Teabaggers? We only have teabags for Lipton Yellow Label (and why would you drink that when you're in China?) and in hotel rooms. Middle class Chinese have been known to go for strolls all at the same time in cities like Shanghai, Xiamen and Chengdu, and in the case of Xiamen, at least, successfully. A couple of years back a poster announcing the impending demolition of one of our neighbourhood markets and its replacement with a hospital was met with posters appealing to the relevant laws and regulations. A couple of days later all the posters disappeared, replaced with a banner calling for people to go about their business harmoniously. In smaller towns and the countryside things can be different, sometimes to the point of extreme violence.
And if you read Chinese blogs and bbs's there's plenty of discussion of China's various problems. Of course, posts crossing a certain line are deleted, but they keep reappearing and being redeleted and reappearing... But it seems to be increasingly rare to go to jail for expressing yourself. Liu Xiaobo is behind bars, but how many of the other Charter 08 signers were also arrested?
Does China have human rights problems? Absolutely. But it's never so simple as "evil totalitarian China and its hordes of brainwashed drones". Too much of the China threat rhetoric is of that nature.
As for China's alleged military threat, I would only worry about the borders with India and Pakistan, the South China Sea, Taiwan and Diaoyu Dao. There'll be the occasional exchange of heated words with the Koreas over China's border with North Korea, too, and Russsian Nationalists fearing an invasion of the Russian Far East, Mongolian Nationalists with similar worries. But a naval base at Nadi?! Why?

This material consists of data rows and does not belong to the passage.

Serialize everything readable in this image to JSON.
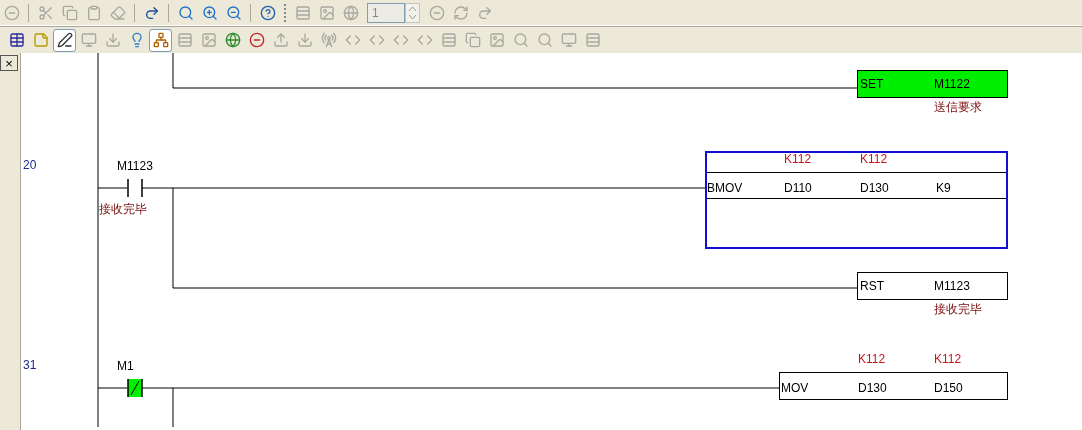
{
  "toolbar_1": [
    {
      "kind": "stop",
      "disabled": true
    },
    {
      "kind": "cut",
      "disabled": true
    },
    {
      "kind": "copy",
      "disabled": true
    },
    {
      "kind": "paste",
      "disabled": true
    },
    {
      "kind": "eraser",
      "disabled": true
    },
    {
      "kind": "redo",
      "disabled": false
    },
    {
      "kind": "search",
      "disabled": false
    },
    {
      "kind": "zoom-in",
      "disabled": false
    },
    {
      "kind": "zoom-out",
      "disabled": false
    },
    {
      "kind": "help",
      "disabled": false
    },
    {
      "kind": "rows",
      "disabled": true
    },
    {
      "kind": "image",
      "disabled": true
    },
    {
      "kind": "globe",
      "disabled": true
    },
    {
      "kind": "page-field",
      "value": "1",
      "disabled": true
    },
    {
      "kind": "stop",
      "disabled": true
    },
    {
      "kind": "refresh",
      "disabled": true
    },
    {
      "kind": "redo",
      "disabled": true
    }
  ],
  "toolbar_2": [
    {
      "kind": "table",
      "pressed": false,
      "disabled": false
    },
    {
      "kind": "note",
      "pressed": false,
      "disabled": false
    },
    {
      "kind": "pen",
      "pressed": true,
      "disabled": false
    },
    {
      "kind": "monitor",
      "pressed": false,
      "disabled": true
    },
    {
      "kind": "download",
      "pressed": false,
      "disabled": true
    },
    {
      "kind": "bulb",
      "pressed": false,
      "disabled": false
    },
    {
      "kind": "ladder",
      "pressed": true,
      "disabled": false
    },
    {
      "kind": "rows",
      "pressed": false,
      "disabled": true
    },
    {
      "kind": "image",
      "pressed": false,
      "disabled": true
    },
    {
      "kind": "globe",
      "pressed": false,
      "disabled": false
    },
    {
      "kind": "stop",
      "pressed": false,
      "disabled": false
    },
    {
      "kind": "upload",
      "pressed": false,
      "disabled": true
    },
    {
      "kind": "download",
      "pressed": false,
      "disabled": true
    },
    {
      "kind": "antenna",
      "pressed": false,
      "disabled": true
    },
    {
      "kind": "code",
      "pressed": false,
      "disabled": true
    },
    {
      "kind": "code",
      "pressed": false,
      "disabled": true
    },
    {
      "kind": "code",
      "pressed": false,
      "disabled": true
    },
    {
      "kind": "code",
      "pressed": false,
      "disabled": true
    },
    {
      "kind": "rows",
      "pressed": false,
      "disabled": true
    },
    {
      "kind": "copy",
      "pressed": false,
      "disabled": true
    },
    {
      "kind": "image",
      "pressed": false,
      "disabled": true
    },
    {
      "kind": "search",
      "pressed": false,
      "disabled": true
    },
    {
      "kind": "search",
      "pressed": false,
      "disabled": true
    },
    {
      "kind": "monitor",
      "pressed": false,
      "disabled": true
    },
    {
      "kind": "rows",
      "pressed": false,
      "disabled": true
    }
  ],
  "side_panel": {
    "close": "×"
  },
  "rungs": [
    {
      "output": {
        "kind": "coil",
        "op": "SET",
        "operand": "M1122",
        "comment": "送信要求",
        "active": true
      }
    },
    {
      "number": "20",
      "contact": {
        "label": "M1123",
        "comment": "接收完毕",
        "normally_closed": false,
        "active": false
      },
      "block": {
        "op": "BMOV",
        "args": [
          "D110",
          "D130",
          "K9"
        ],
        "values": [
          "K112",
          "K112"
        ],
        "selected": true
      },
      "output": {
        "kind": "coil",
        "op": "RST",
        "operand": "M1123",
        "comment": "接收完毕",
        "active": false
      }
    },
    {
      "number": "31",
      "contact": {
        "label": "M1",
        "normally_closed": true,
        "active": true
      },
      "block": {
        "op": "MOV",
        "args": [
          "D130",
          "D150"
        ],
        "values": [
          "K112",
          "K112"
        ],
        "selected": false
      }
    }
  ]
}
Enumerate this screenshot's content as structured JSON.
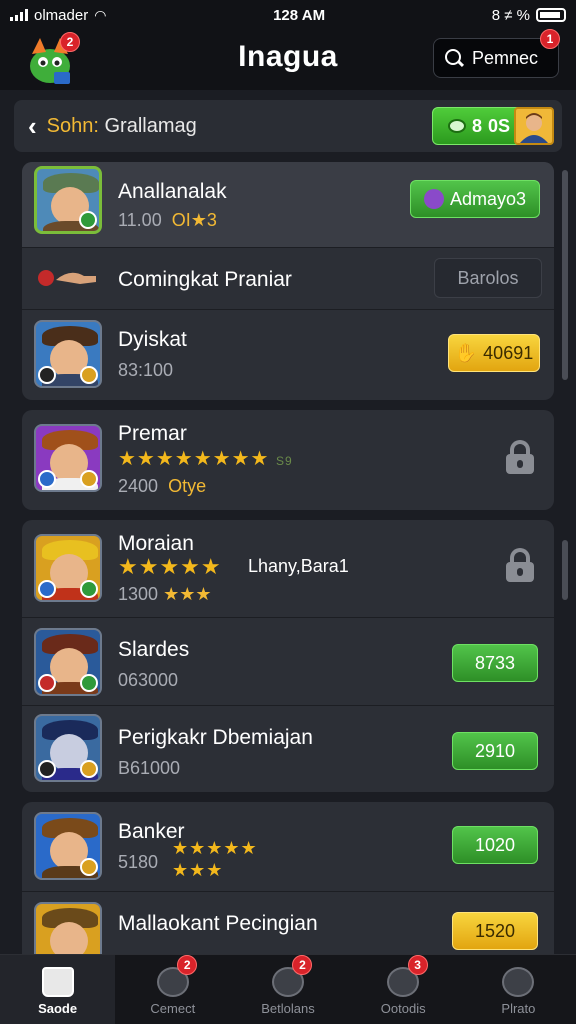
{
  "status_bar": {
    "carrier": "olmader",
    "time": "128 AM",
    "right_text": "8 ≠ %"
  },
  "header": {
    "title": "Inagua",
    "search_text": "Pemnec",
    "mascot_badge": "2",
    "search_badge": "1"
  },
  "subheader": {
    "back_icon": "chevron-left",
    "title_left": "Sohn:",
    "title_right": "Grallamag",
    "coin_value": "0S",
    "coin_prefix": "8"
  },
  "groups": [
    {
      "rows": [
        {
          "name": "Anallanalak",
          "sub": "11.00",
          "sub_gold": "OI★3",
          "button": "Admayo3",
          "button_style": "green",
          "highlight": true
        },
        {
          "name": "Comingkat Praniar",
          "button": "Barolos",
          "button_style": "dark"
        },
        {
          "name": "Dyiskat",
          "sub": "83:100",
          "button": "40691",
          "button_style": "gold"
        }
      ]
    },
    {
      "rows": [
        {
          "name": "Premar",
          "stars": "★★★★★★★★",
          "stars_suffix": "S9",
          "sub": "2400",
          "sub_gold": "Otye",
          "locked": true
        }
      ]
    },
    {
      "rows": [
        {
          "name": "Moraian",
          "stars": "★★★★★",
          "extra": "Lhany,Bara1",
          "sub": "1300",
          "sub_gold": "★★★",
          "locked": true
        },
        {
          "name": "Slardes",
          "sub": "063000",
          "button": "8733",
          "button_style": "green"
        },
        {
          "name": "Perigkakr Dbemiajan",
          "sub": "B61000",
          "button": "2910",
          "button_style": "green"
        }
      ]
    },
    {
      "rows": [
        {
          "name": "Banker",
          "sub": "5180",
          "stars": "★★★★★",
          "stars2": "★★★",
          "button": "1020",
          "button_style": "green"
        },
        {
          "name": "Mallaokant Pecingian",
          "button": "1520",
          "button_style": "gold"
        }
      ]
    }
  ],
  "bottom_nav": [
    {
      "label": "Saode",
      "active": true
    },
    {
      "label": "Cemect",
      "badge": "2"
    },
    {
      "label": "Betlolans",
      "badge": "2"
    },
    {
      "label": "Ootodis",
      "badge": "3"
    },
    {
      "label": "Plrato"
    }
  ],
  "colors": {
    "accent_green": "#52c44a",
    "accent_gold": "#f8d53e",
    "badge_red": "#d9232a",
    "background": "#1b1d23"
  }
}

China's got so much more to worry about. Territorial integrity (especially where it's disputed), stability, prosperity, development of the rural and inland areas, resources, the environment, water. Yes, water. China has one quarter the world's average per capita water resources. Beijing is rapidly drying out, the deserts are expanding, and the glaciers that feed so many of Central, South, and Southeast Asia and China are rapidly melting. I would suggest these issues will occupy far more of China's excess manpower than tiny islands far away.
As for what was supposed to be the topic, I like Sinosplices post:
http://www.sinosplice.com/life/archives/2010/01/14/worry-about-the-internet-in-chinaIt has also occured to me that this could be one more step towards the Great Chinese Intranet. And this year has been so disappointing in that respect.